Lady please, just follow the instructional diagram!
Here in Adelaide, South Australia, we have small, rectangular, paper, bus (tram, train) tickets.
Well, not quite paper, they're more a thin cardboardy thing.
Each single ticket is good for two hours after validation, each multi-trip ticket is good for ten two hour rides.
We've had them for years, so you'd think people would know how to use them by now.
Time after time, people insert their tickets into the validating machine the wrong way.
Either upside down, back to front, or both.
These tickets have a directional arrow printed on one side and the magnetic validating strip on the other side.
(I have photos, but we all know I can't be uploading any)
AND there is a small cardboard instructional image cable-tied to the pole that holds the validating machine.
It's a very clear instruction.
The ticket must be inserted this way!
Yet every day those of us on the bus hear the "boink" of a rejected ticket over and over as someone inserts the ticket the wrong way, spins it around and tries again, then flips it over and tries again, until they eventually get the green light.

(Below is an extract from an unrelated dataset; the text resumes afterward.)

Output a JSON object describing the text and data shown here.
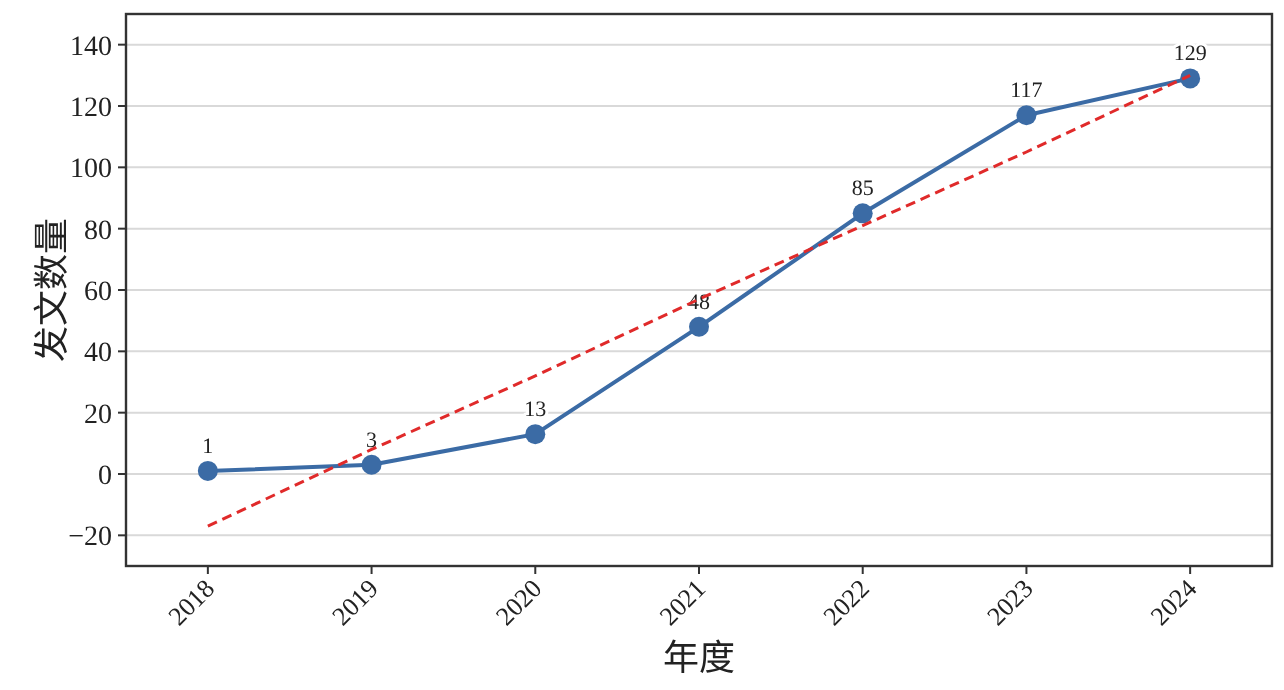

Some even have a fist full of tickets and try every single one until they find one that is still within the two hour time limit, or discover they are all out of time and have to buy a new one.
Can’t they check before boarding?
While they are waiting at the stop seems like a good time.
Let’s not mention those who board the bus and then start searching through pockets, purses, handbags looking for their ticket.
Now, let's be clear, I'm not talking about those few people who have never caught a bus before, or catch one maybe once in a blue moon,so don't know the system. (Although they too could just glance at the instruction board, it's right there). Usually they have someone with them who knows how and shows or tells them.
I'm talking about people who ride the bus all the time, those who get on, do the spin around, flip over ticket manouvre again and again while cheerfully stating, "I always get this wrong".
On the other side of the coin are the many, many, many people who get it right.
These tickets are now being phased out with new plastic metro cards being issued.
These are the size of a credit card, and there are machines popping up in various places, such as the train station, or the information centre, where you can insert the card and charge it up with however much cash you'd like by entering your bank information.
The cost is debited from your bank account.
You can also recharge online.
I'm not sure if there is a limit on the amount you can put on the card.
These would seem to be a much better idea, as instead of inserting a ticket on the bus, you only have to touch the card against the circular icon printed on the validating machine.
You can’t get that wrong, surely.
The machine will then show a green light and tell you how many rides you have left.
When your balance is getting too low, it will flash a green and yellow light, so that you know you need to recharge the card soon.
Each ride is still good for the two hours as before, with seniors still travelling free between 9am and 3pm Mondays to Fridays, and all day on weekends and public holidays.
Those of us who hold Seniors cards were sent new Seniors cards in the mail with a little metro card icon in the bottom corner.
When I received mine, I went into the bus information centre and handed in all my unused multitrip tickets and had the $$ balance transferred to my new metro card.
It will solve the problem of people not knowing how to insert the paper ticket.
Really, it will!
How easy is it to just touch the card to the machine?
I think these new metro cards are a great idea, mine seems to work very well and validating on the bus (or tram or train) is much quicker for those of us that have them.